Les roses de l’adieu…
Le soleil qui filtre au travers des stores en bambou caresse ma peau. Je devrais me lever, mais je reste encore un peu dans la chaleur des draps. Je sais déjà ce que je vais découvrir en ouvrant les yeux. Posée sur mon oreiller, tout près de moi, une rose m’attend. Je n’ai pas encore envie de la voir. Je ne suis pas pressée de la découvrir, elle, messagère d’un adieu que je commence tout juste à accepter.
Cela fait un an à présent que la Guerre Sainte est terminée. Et tu n’es jamais rentré. J’en ignore la raison, mais je sais bien que tu n’as pas le choix. Qu’ont-ils encore inventé, là bas, au Sanctuaire, pour te tenir éloigné de moi.
Je sais fort bien que ton rôle de chevalier d’Athéna te destinait à une vie rude et sans repos. Mais savoir que tu ne reviendras jamais aux Cinq Pics, lieu de tes souvenirs, me peine beaucoup. Je t’ai si souvent attendu près de la cascade, le cœur meurtri d’angoisse, les yeux rivés sur le petit sentier qui mène à notre cabanon.

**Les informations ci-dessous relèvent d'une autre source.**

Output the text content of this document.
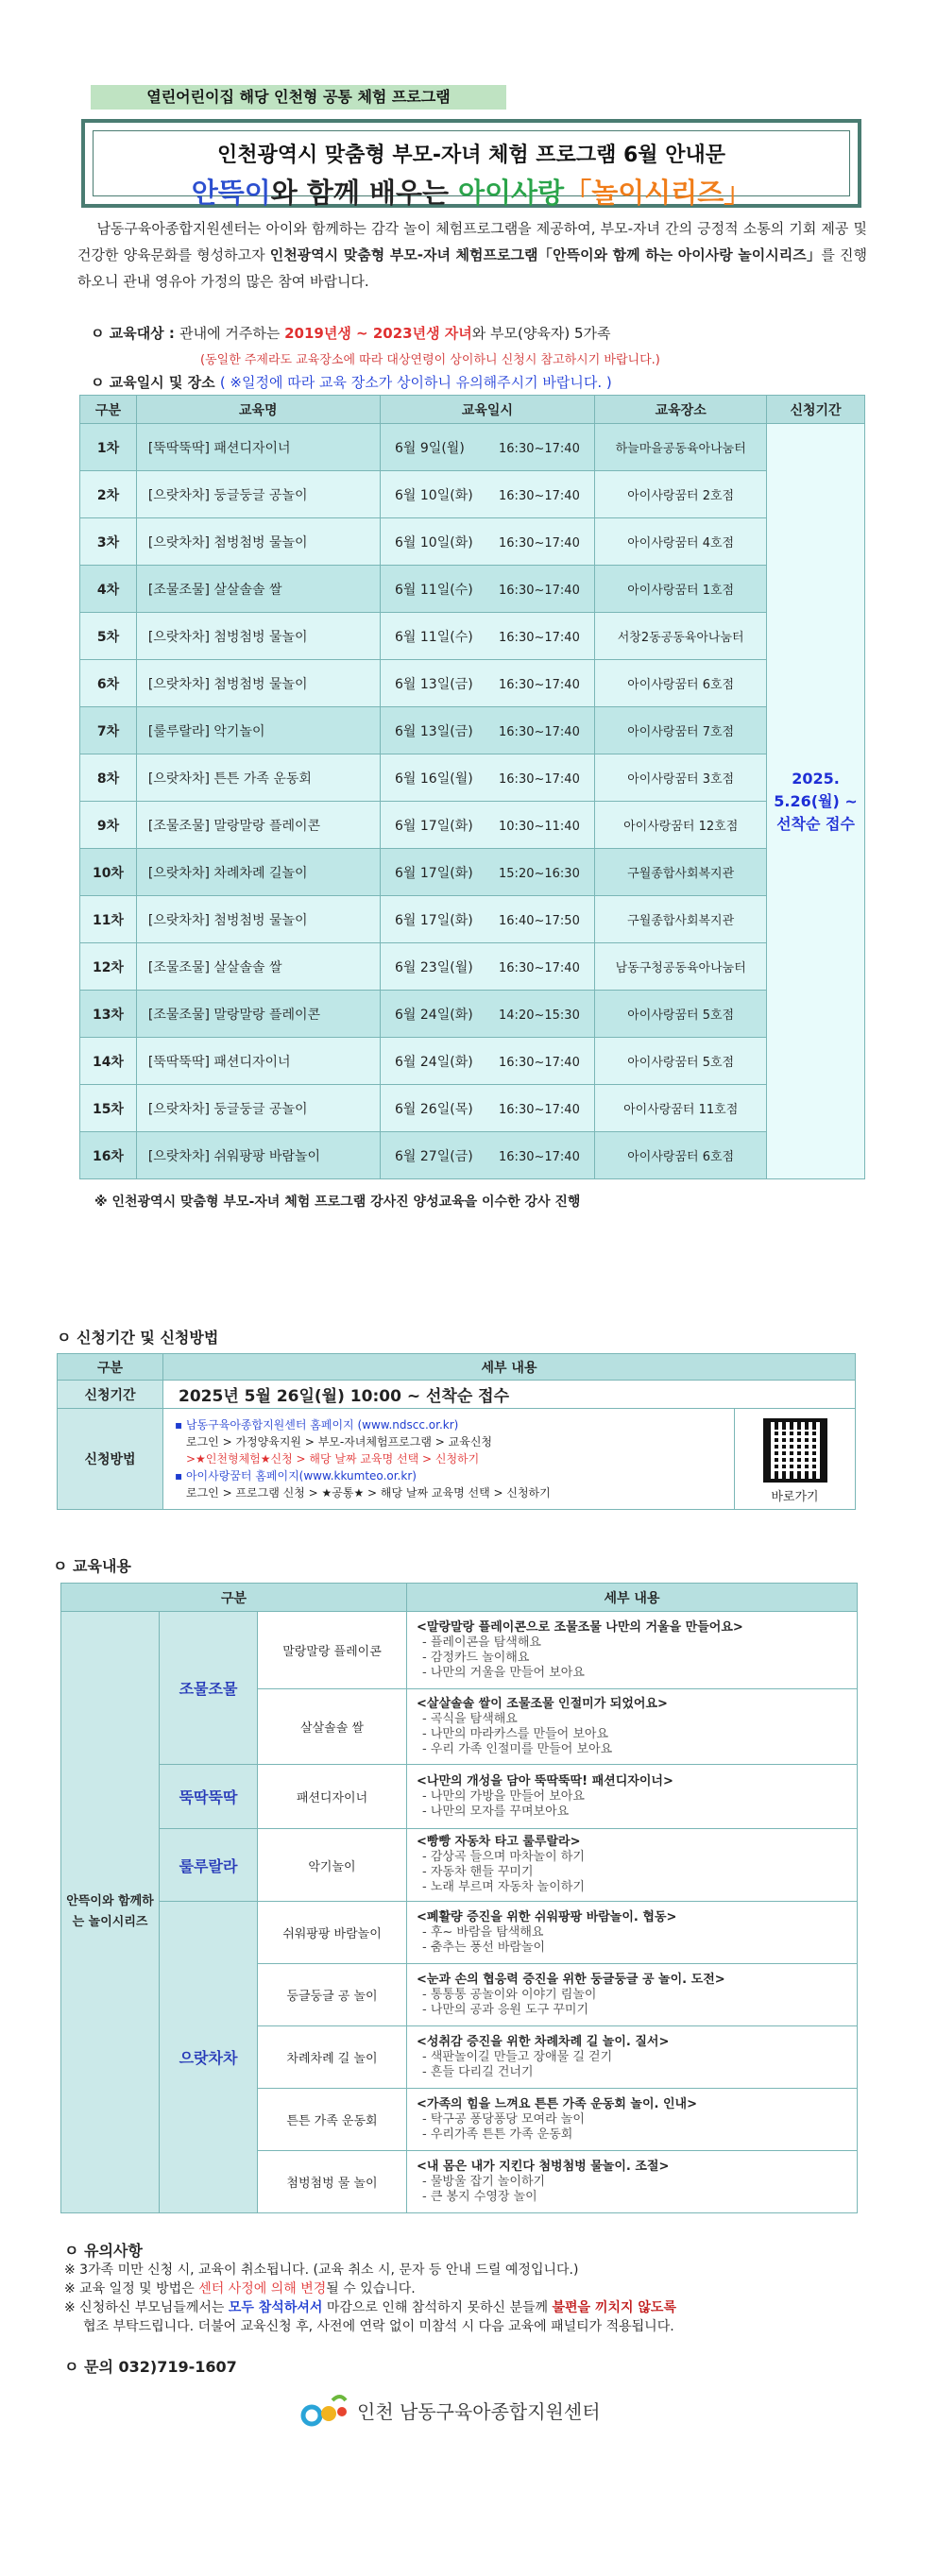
열린어린이집 해당 인천형 공통 체험 프로그램
인천광역시 맞춤형 부모-자녀 체험 프로그램 6월 안내문
안뜩이와 함께 배우는 아이사랑「놀이시리즈」
남동구육아종합지원센터는 아이와 함께하는 감각 놀이 체험프로그램을 제공하여, 부모-자녀 간의 긍정적 소통의 기회 제공 및 건강한 양육문화를 형성하고자 인천광역시 맞춤형 부모-자녀 체험프로그램「안뜩이와 함께 하는 아이사랑 놀이시리즈」를 진행하오니 관내 영유아 가정의 많은 참여 바랍니다.
ㅇ 교육대상 : 관내에 거주하는 2019년생 ~ 2023년생 자녀와 부모(양육자) 5가족
(동일한 주제라도 교육장소에 따라 대상연령이 상이하니 신청시 참고하시기 바랍니다.)
ㅇ 교육일시 및 장소 ( ※일정에 따라 교육 장소가 상이하니 유의해주시기 바랍니다. )
구분	교육명	교육일시	교육장소	신청기간
1차	[뚝딱뚝딱] 패션디자이너	6월 9일(월) 16:30~17:40	하늘마을공동육아나눔터	2025. 5.26(월) ~ 선착순 접수
2차	[으랏차차] 둥글둥글 공놀이	6월 10일(화) 16:30~17:40	아이사랑꿈터 2호점	
3차	[으랏차차] 첨벙첨벙 물놀이	6월 10일(화) 16:30~17:40	아이사랑꿈터 4호점	
4차	[조물조물] 살살솔솔 쌀	6월 11일(수) 16:30~17:40	아이사랑꿈터 1호점	
5차	[으랏차차] 첨벙첨벙 물놀이	6월 11일(수) 16:30~17:40	서창2동공동육아나눔터	
6차	[으랏차차] 첨벙첨벙 물놀이	6월 13일(금) 16:30~17:40	아이사랑꿈터 6호점	
7차	[룰루랄라] 악기놀이	6월 13일(금) 16:30~17:40	아이사랑꿈터 7호점	
8차	[으랏차차] 튼튼 가족 운동회	6월 16일(월) 16:30~17:40	아이사랑꿈터 3호점	
9차	[조물조물] 말랑말랑 플레이콘	6월 17일(화) 10:30~11:40	아이사랑꿈터 12호점	
10차	[으랏차차] 차례차례 길놀이	6월 17일(화) 15:20~16:30	구월종합사회복지관	
11차	[으랏차차] 첨벙첨벙 물놀이	6월 17일(화) 16:40~17:50	구월종합사회복지관	
12차	[조물조물] 살살솔솔 쌀	6월 23일(월) 16:30~17:40	남동구청공동육아나눔터	
13차	[조물조물] 말랑말랑 플레이콘	6월 24일(화) 14:20~15:30	아이사랑꿈터 5호점	
14차	[뚝딱뚝딱] 패션디자이너	6월 24일(화) 16:30~17:40	아이사랑꿈터 5호점	
15차	[으랏차차] 둥글둥글 공놀이	6월 26일(목) 16:30~17:40	아이사랑꿈터 11호점	
16차	[으랏차차] 쉬워팡팡 바람놀이	6월 27일(금) 16:30~17:40	아이사랑꿈터 6호점	
※ 인천광역시 맞춤형 부모-자녀 체험 프로그램 강사진 양성교육을 이수한 강사 진행
ㅇ 신청기간 및 신청방법
구분	세부 내용	
신청기간	2025년 5월 26일(월) 10:00 ~ 선착순 접수	
신청방법	▪ 남동구육아종합지원센터 홈페이지 (www.ndscc.or.kr)
로그인 > 가정양육지원 > 부모-자녀체험프로그램 > 교육신청
>★인천형체험★신청 > 해당 날짜 교육명 선택 > 신청하기
▪ 아이사랑꿈터 홈페이지(www.kkumteo.or.kr)
로그인 > 프로그램 신청 > ★공통★ > 해당 날짜 교육명 선택 > 신청하기	바로가기
ㅇ 교육내용
구분			세부 내용
안뜩이와 함께하는 놀이시리즈	조물조물	말랑말랑 플레이콘	<말랑말랑 플레이콘으로 조물조물 나만의 거울을 만들어요>
- 플레이콘을 탐색해요
- 감정카드 놀이해요
- 나만의 거울을 만들어 보아요

		살살솔솔 쌀	<살살솔솔 쌀이 조물조물 인절미가 되었어요>
- 곡식을 탐색해요
- 나만의 마라카스를 만들어 보아요
- 우리 가족 인절미를 만들어 보아요

	뚝딱뚝딱	패션디자이너	<나만의 개성을 담아 뚝딱뚝딱! 패션디자이너>
- 나만의 가방을 만들어 보아요
- 나만의 모자를 꾸며보아요

	룰루랄라	악기놀이	<빵빵 자동차 타고 룰루랄라>
- 감상곡 들으며 마차놀이 하기
- 자동차 핸들 꾸미기
- 노래 부르며 자동차 놀이하기

	으랏차차	쉬워팡팡 바람놀이	<폐활량 증진을 위한 쉬워팡팡 바람놀이. 협동>
- 후~ 바람을 탐색해요
- 춤추는 풍선 바람놀이

		둥글둥글 공 놀이	<눈과 손의 협응력 증진을 위한 둥글둥글 공 놀이. 도전>
- 통통통 공놀이와 이야기 림놀이
- 나만의 공과 응원 도구 꾸미기

		차례차례 길 놀이	<성취감 증진을 위한 차례차례 길 놀이. 질서>
- 색판놀이길 만들고 장애물 길 걷기
- 흔들 다리길 건너기

		튼튼 가족 운동회	<가족의 힘을 느껴요 튼튼 가족 운동회 놀이. 인내>
- 탁구공 퐁당퐁당 모여라 놀이
- 우리가족 튼튼 가족 운동회

		첨벙첨벙 물 놀이	<내 몸은 내가 지킨다 첨벙첨벙 물놀이. 조절>
- 물방울 잡기 놀이하기
- 큰 봉지 수영장 놀이
ㅇ 유의사항
※ 3가족 미만 신청 시, 교육이 취소됩니다. (교육 취소 시, 문자 등 안내 드릴 예정입니다.)
※ 교육 일정 및 방법은 센터 사정에 의해 변경될 수 있습니다.
※ 신청하신 부모님들께서는 모두 참석하셔서 마감으로 인해 참석하지 못하신 분들께 불편을 끼치지 않도록
협조 부탁드립니다. 더불어 교육신청 후, 사전에 연락 없이 미참석 시 다음 교육에 패널티가 적용됩니다.
ㅇ 문의 032)719-1607
인천 남동구육아종합지원센터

Je n’ai pas compris, il y a un an, la signification de ce bouquet de douze roses rouges posées à côté de moi sur le lit par une main attentionnée. Mais, le temps passant, bouquet après bouquet, j’ai réalisé le message que tu voulais me faire passer. Chaque fois, il y avait une fleur de moins… Je sais donc que, ce matin, une seule de ces roses m’attend. Elle sera sans aucun doute la dernière. Celle de ton adieu définitif. Encore une fois, tu essaies d’épargner mon cœur. Je ne t’en aime que plus. Tu ne m’as jamais réellement déclaré l’amour que je lisais pourtant si bien dans tes yeux. Tu ne voulais pas que je souffre en cas de malheur.
Ma vie ne fait que commencer, et pourtant, j’ai l’impression qu’elle se termine. Tu as toujours été le centre de mon existence. Mes pensées, mes prières allaient naturellement vers toi, mon amour. Je réalise ho combien elles étaient dérisoires, mais j’espérais toujours qu’elles pourraient t’apporter un peu de réconfort, où que tu puisses te battre. Mon âme ne rêvait que de te suivre pour mieux t’aider.

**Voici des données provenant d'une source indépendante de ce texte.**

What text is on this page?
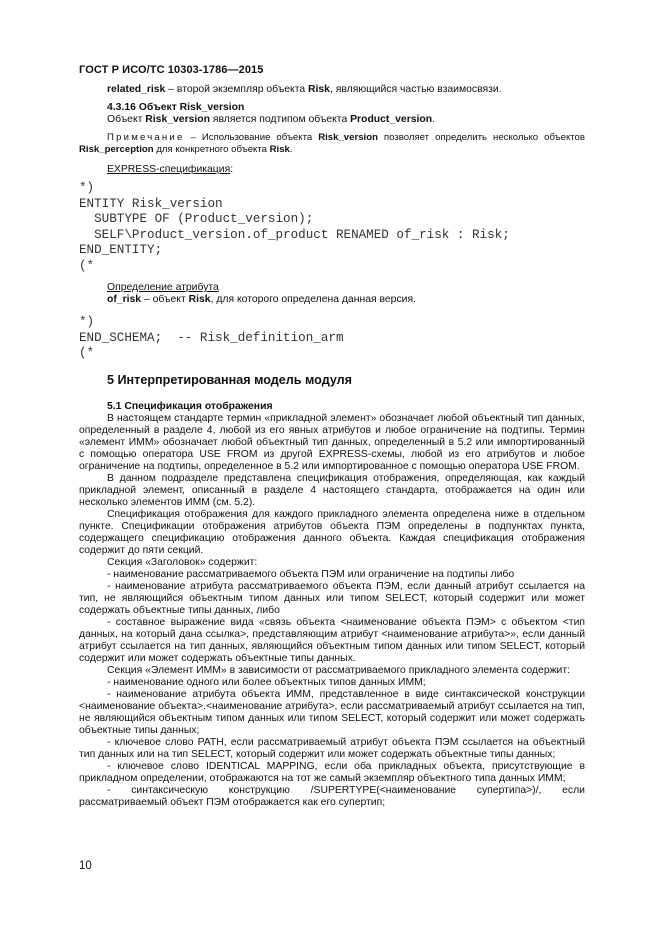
ГОСТ Р ИСО/ТС 10303-1786—2015

related_risk – второй экземпляр объекта Risk, являющийся частью взаимосвязи.

4.3.16 Объект Risk_version

Объект Risk_version является подтипом объекта Product_version.

Примечание – Использование объекта Risk_version позволяет определить несколько объектов Risk_perception для конкретного объекта Risk.

EXPRESS-спецификация:

*)
ENTITY Risk_version
SUBTYPE OF (Product_version);
SELF\Product_version.of_product RENAMED of_risk : Risk;
END_ENTITY;
(*

Определение атрибута

of_risk – объект Risk, для которого определена данная версия.

*)
END_SCHEMA;  -- Risk_definition_arm
(*
5 Интерпретированная модель модуля

5.1 Спецификация отображения

В настоящем стандарте термин «прикладной элемент» обозначает любой объектный тип данных, определенный в разделе 4, любой из его явных атрибутов и любое ограничение на подтипы. Термин «элемент ИММ» обозначает любой объектный тип данных, определенный в 5.2 или импортированный с помощью оператора USE FROM из другой EXPRESS-схемы, любой из его атрибутов и любое ограничение на подтипы, определенное в 5.2 или импортированное с помощью оператора USE FROM.

В данном подразделе представлена спецификация отображения, определяющая, как каждый прикладной элемент, описанный в разделе 4 настоящего стандарта, отображается на один или несколько элементов ИММ (см. 5.2).

Спецификация отображения для каждого прикладного элемента определена ниже в отдельном пункте. Спецификации отображения атрибутов объекта ПЭМ определены в подпунктах пункта, содержащего спецификацию отображения данного объекта. Каждая спецификация отображения содержит до пяти секций.

Секция «Заголовок» содержит:

- наименование рассматриваемого объекта ПЭМ или ограничение на подтипы либо

- наименование атрибута рассматриваемого объекта ПЭМ, если данный атрибут ссылается на тип, не являющийся объектным типом данных или типом SELECT, который содержит или может содержать объектные типы данных, либо

- составное выражение вида «связь объекта <наименование объекта ПЭМ> с объектом <тип данных, на который дана ссылка>, представляющим атрибут <наименование атрибута>», если данный атрибут ссылается на тип данных, являющийся объектным типом данных или типом SELECT, который содержит или может содержать объектные типы данных.

Секция «Элемент ИММ» в зависимости от рассматриваемого прикладного элемента содержит:

- наименование одного или более объектных типов данных ИММ;

- наименование атрибута объекта ИММ, представленное в виде синтаксической конструкции <наименование объекта>.<наименование атрибута>, если рассматриваемый атрибут ссылается на тип, не являющийся объектным типом данных или типом SELECT, который содержит или может содержать объектные типы данных;

- ключевое слово PATH, если рассматриваемый атрибут объекта ПЭМ ссылается на объектный тип данных или на тип SELECT, который содержит или может содержать объектные типы данных;

- ключевое слово IDENTICAL MAPPING, если оба прикладных объекта, присутствующие в прикладном определении, отображаются на тот же самый экземпляр объектного типа данных ИММ;

- синтаксическую конструкцию /SUPERTYPE(<наименование супертипа>)/, если рассматриваемый объект ПЭМ отображается как его супертип;

10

Tu espères sûrement que je vais t’oublier, que tu ne vas devenir qu’un fragment de ma mémoire. Cela serait tellement pratique. Mais je ne te rangerai pas dans le vague de mes souvenirs. Jamais. Certes, je vais vivre encore, et le plus longtemps possible. Mais je ne pourrai jamais aimer un homme comme je t’ai aimé. Mon cœur t’appartient pour le restant de ma vie, et même pour l’éternité. Jusque dans l’au-delà je t’attendrai encore. Je garderai toujours précieusement en moi le souvenir de ton regard si doux, comme un trésor sans prix. Tu as tant lutté pour que ce monde vive dans la paix. Je n’ai pas le droit de me laisser aller au désespoir. Pour toi je vais continuer à vivre. Pour respecter ton choix. Même si je souffre, je suis certaine du plus profond de mon cœur que tu as fait le bon choix. Je ne l’accepte pas encore tout à fait, mais peut-être que, quand nous nous reverrons au royaume d’Hadès, alors tu pourras m’expliquer…
Une larme de tristesse roule sur ma joue. Elle sera la dernière. J’ouvre les yeux, et tourne lentement la tête. Délicatement posé sur le tissu, ton dernier présent s’offre à moi dans toute sa beauté, et sa fragilité. Comme notre histoire, elle est éphémère, mais son souvenir restera à jamais dans mon cœur.
Je m’assois dans le lit, et prend délicatement la fleur dans ma main. Tu as enlevé les épines, de peur que je me fasse mal. C’est ta dernière attention à mon égard.